You get to your Airbnb and no one’s there. You knock on the door. They don’t open.
They don’t open at first, you have to wait 20 minutes, they finally let you in.
You knock on the door, they open the door, they let you in. Great. That’s not a big deal. You’re not going to tell every friend about it. You might say, “I used Airbnb. It worked.”
You knock on the door, the host opens. “Hey, I’m Reid. Welcome to my house.”
You would show them around. On the table would be a welcome gift. It would be a bottle of wine, maybe some candy. You’d open the fridge. There’s water. You go to the bathroom, there’s toiletries. The whole thing is great. That’s a six-star experience.

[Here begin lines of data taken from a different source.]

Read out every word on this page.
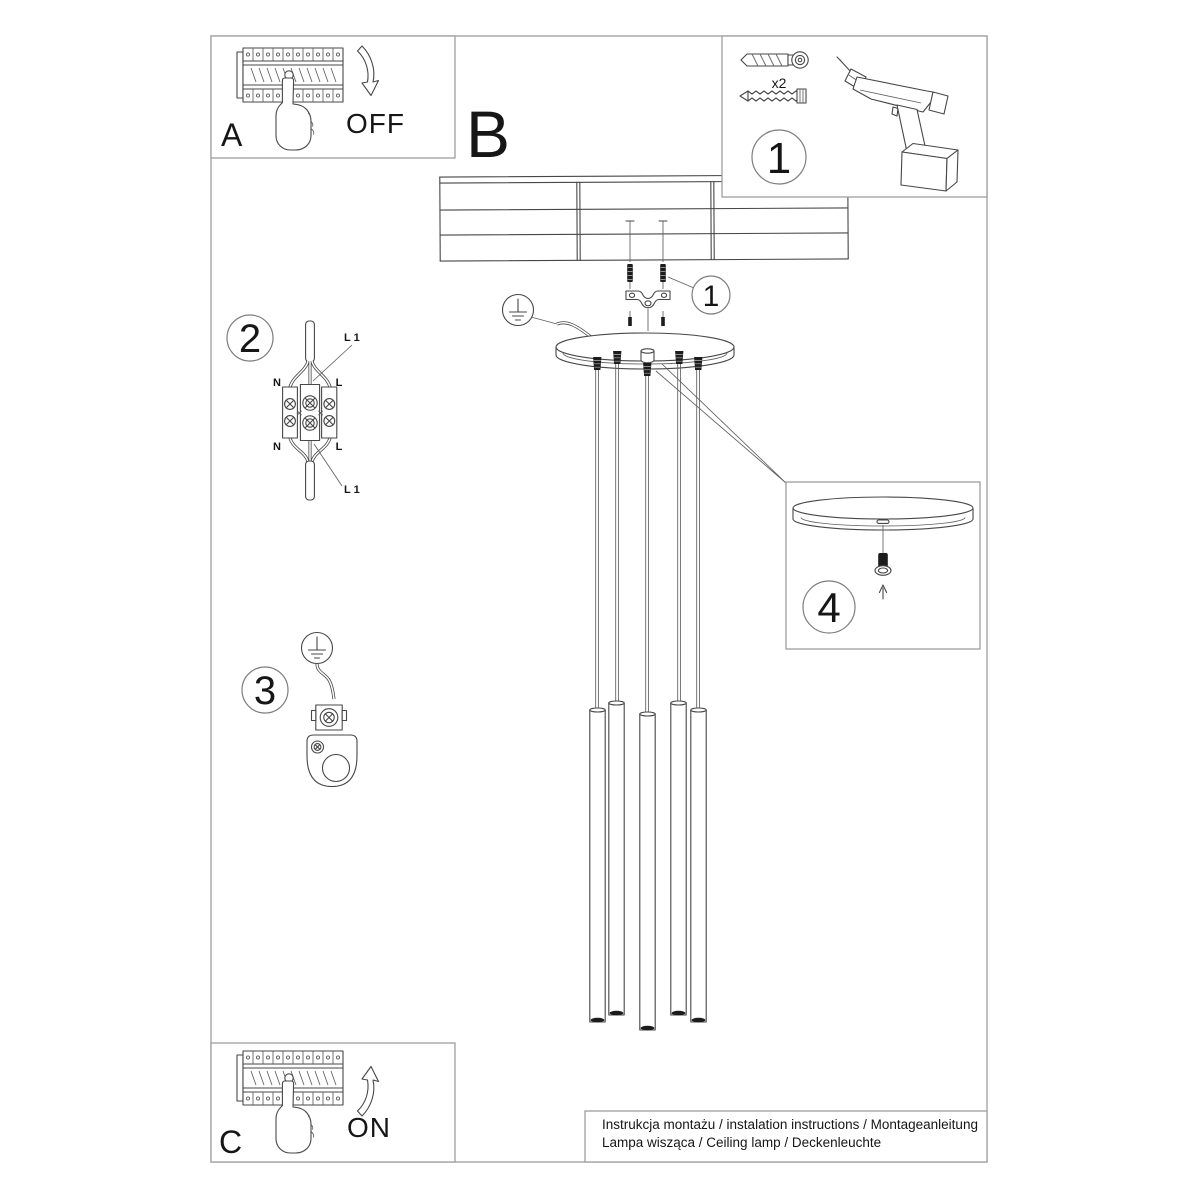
1
4
x2
1
A	OFF B
2
N	L
N	L
L 1
L 1
3
C	ON	Instrukcja montażu / instalation instructions / Montageanleitung
Lampa wisząca / Ceiling lamp / Deckenleuchte
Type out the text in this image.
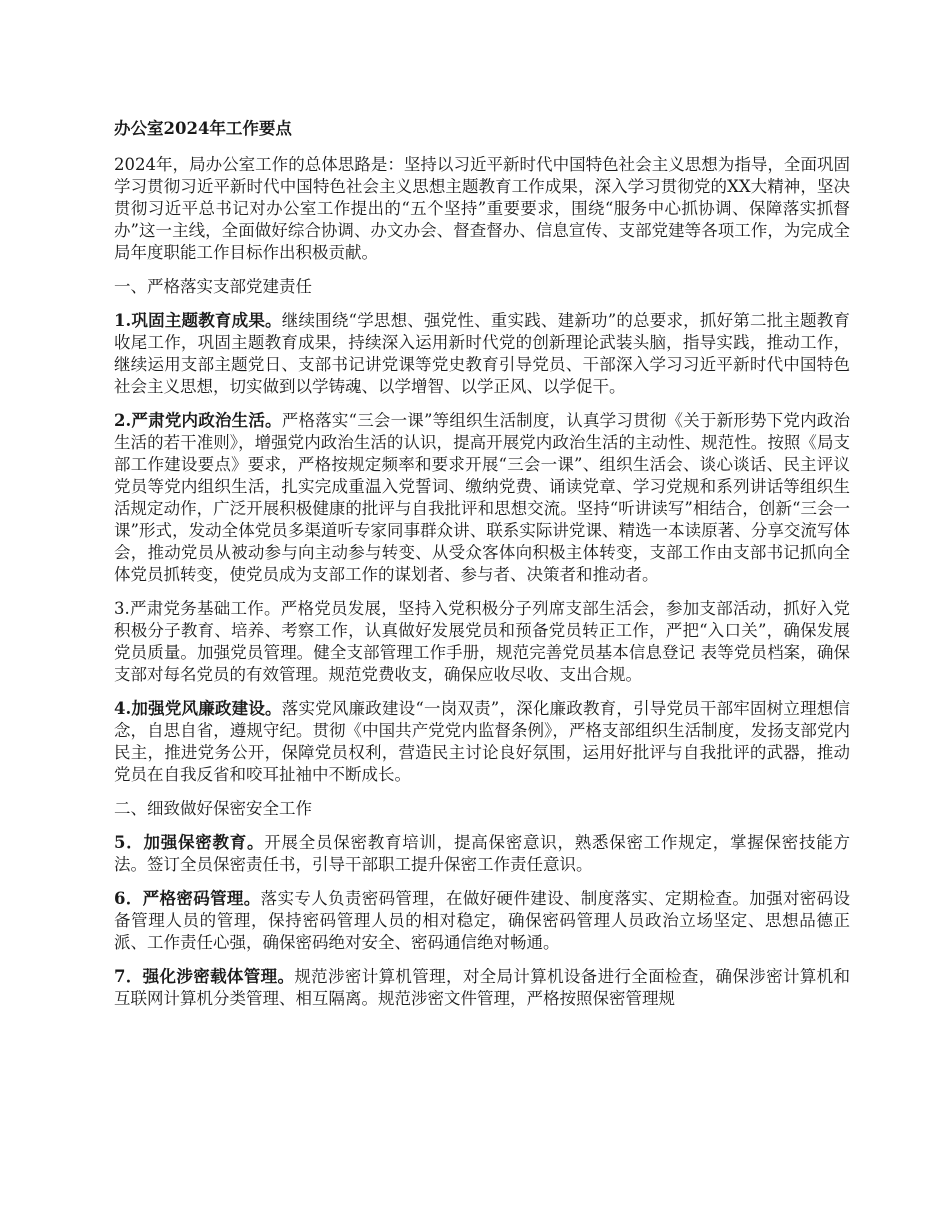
办公室2024年工作要点

2024年，局办公室工作的总体思路是：坚持以习近平新时代中国特色社会主义思想为指导，全面巩固学习贯彻习近平新时代中国特色社会主义思想主题教育工作成果，深入学习贯彻党的XX大精神，坚决贯彻习近平总书记对办公室工作提出的“五个坚持”重要要求，围绕“服务中心抓协调、保障落实抓督办”这一主线，全面做好综合协调、办文办会、督查督办、信息宣传、支部党建等各项工作，为完成全局年度职能工作目标作出积极贡献。

一、严格落实支部党建责任

1.巩固主题教育成果。继续围绕“学思想、强党性、重实践、建新功”的总要求，抓好第二批主题教育收尾工作，巩固主题教育成果，持续深入运用新时代党的创新理论武装头脑，指导实践，推动工作，继续运用支部主题党日、支部书记讲党课等党史教育引导党员、干部深入学习习近平新时代中国特色社会主义思想，切实做到以学铸魂、以学增智、以学正风、以学促干。

2.严肃党内政治生活。严格落实“三会一课”等组织生活制度，认真学习贯彻《关于新形势下党内政治生活的若干准则》，增强党内政治生活的认识，提高开展党内政治生活的主动性、规范性。按照《局支部工作建设要点》要求，严格按规定频率和要求开展“三会一课”、组织生活会、谈心谈话、民主评议党员等党内组织生活，扎实完成重温入党誓词、缴纳党费、诵读党章、学习党规和系列讲话等组织生活规定动作，广泛开展积极健康的批评与自我批评和思想交流。坚持“听讲读写”相结合，创新“三会一课”形式，发动全体党员多渠道听专家同事群众讲、联系实际讲党课、精选一本读原著、分享交流写体会，推动党员从被动参与向主动参与转变、从受众客体向积极主体转变，支部工作由支部书记抓向全体党员抓转变，使党员成为支部工作的谋划者、参与者、决策者和推动者。

3.严肃党务基础工作。严格党员发展，坚持入党积极分子列席支部生活会，参加支部活动，抓好入党积极分子教育、培养、考察工作，认真做好发展党员和预备党员转正工作，严把“入口关”，确保发展党员质量。加强党员管理。健全支部管理工作手册，规范完善党员基本信息登记 表等党员档案，确保支部对每名党员的有效管理。规范党费收支，确保应收尽收、支出合规。

4.加强党风廉政建设。落实党风廉政建设“一岗双责”，深化廉政教育，引导党员干部牢固树立理想信念，自思自省，遵规守纪。贯彻《中国共产党党内监督条例》，严格支部组织生活制度，发扬支部党内民主，推进党务公开，保障党员权利，营造民主讨论良好氛围，运用好批评与自我批评的武器，推动党员在自我反省和咬耳扯袖中不断成长。

二、细致做好保密安全工作

5．加强保密教育。开展全员保密教育培训，提高保密意识，熟悉保密工作规定，掌握保密技能方法。签订全员保密责任书，引导干部职工提升保密工作责任意识。

6．严格密码管理。落实专人负责密码管理，在做好硬件建设、制度落实、定期检查。加强对密码设备管理人员的管理，保持密码管理人员的相对稳定，确保密码管理人员政治立场坚定、思想品德正派、工作责任心强，确保密码绝对安全、密码通信绝对畅通。

7．强化涉密载体管理。规范涉密计算机管理，对全局计算机设备进行全面检查，确保涉密计算机和互联网计算机分类管理、相互隔离。规范涉密文件管理，严格按照保密管理规
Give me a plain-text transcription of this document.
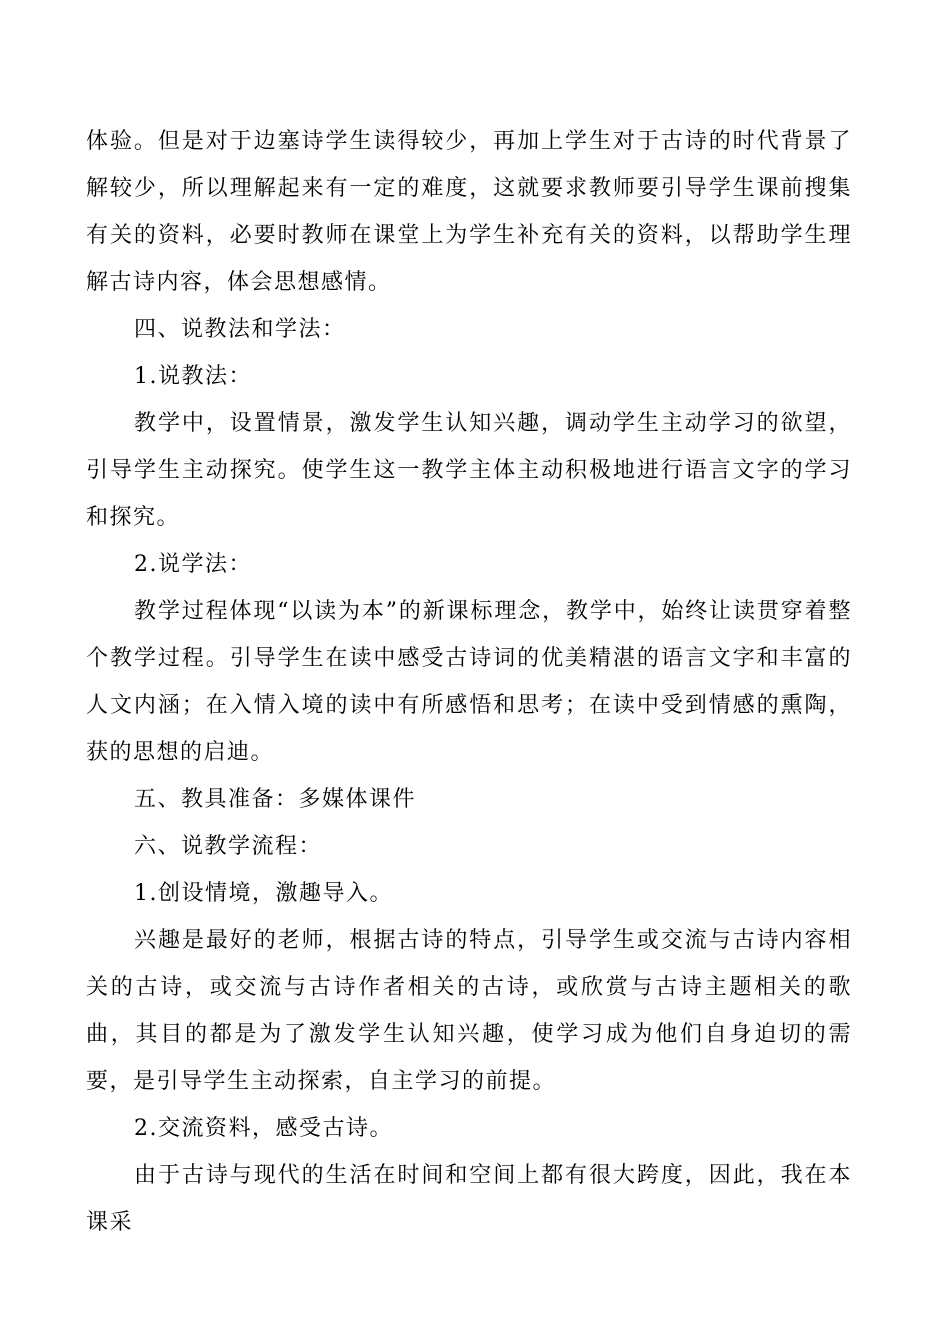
体验。但是对于边塞诗学生读得较少，再加上学生对于古诗的时代背景了解较少，所以理解起来有一定的难度，这就要求教师要引导学生课前搜集有关的资料，必要时教师在课堂上为学生补充有关的资料，以帮助学生理解古诗内容，体会思想感情。

四、说教法和学法：

1.说教法：

教学中，设置情景，激发学生认知兴趣，调动学生主动学习的欲望，引导学生主动探究。使学生这一教学主体主动积极地进行语言文字的学习和探究。

2.说学法：

教学过程体现“以读为本”的新课标理念，教学中，始终让读贯穿着整个教学过程。引导学生在读中感受古诗词的优美精湛的语言文字和丰富的人文内涵；在入情入境的读中有所感悟和思考；在读中受到情感的熏陶，获的思想的启迪。

五、教具准备：多媒体课件

六、说教学流程：

1.创设情境，激趣导入。

兴趣是最好的老师，根据古诗的特点，引导学生或交流与古诗内容相关的古诗，或交流与古诗作者相关的古诗，或欣赏与古诗主题相关的歌曲，其目的都是为了激发学生认知兴趣，使学习成为他们自身迫切的需要，是引导学生主动探索，自主学习的前提。

2.交流资料，感受古诗。

由于古诗与现代的生活在时间和空间上都有很大跨度，因此，我在本课采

You’d say, “Wow, I love this more than a hotel. I’m definitely going to use Airbnb again. It worked. Better than I expected.”
You knock on the door. Reid Hoffman opens. Get in. “Welcome. Here’s my full kitchen. I know you like surfing. There’s a surfboard waiting for you. I’ve booked lessons for you. It’s going to be an amazing experience. By the way, here’s my car. You can use my car. And I also want to surprise you. There’s this best restaurant in the city of San Francisco. I got you a table there.”
And you’re like, “Whoa. This is way beyond.”
A ten-star check-in would be the Beatles check-in in 1964. I’d get off the plane and there’d be 5,000 high-school kids cheering my name with cards welcoming me to the country. I’d get to the front yard of your house and there’d be a press conference for me, and it would be just a mindf**k experience.
I would show up at the airport and you’d be there with Elon Musk and you’re saying, “You’re going to space.”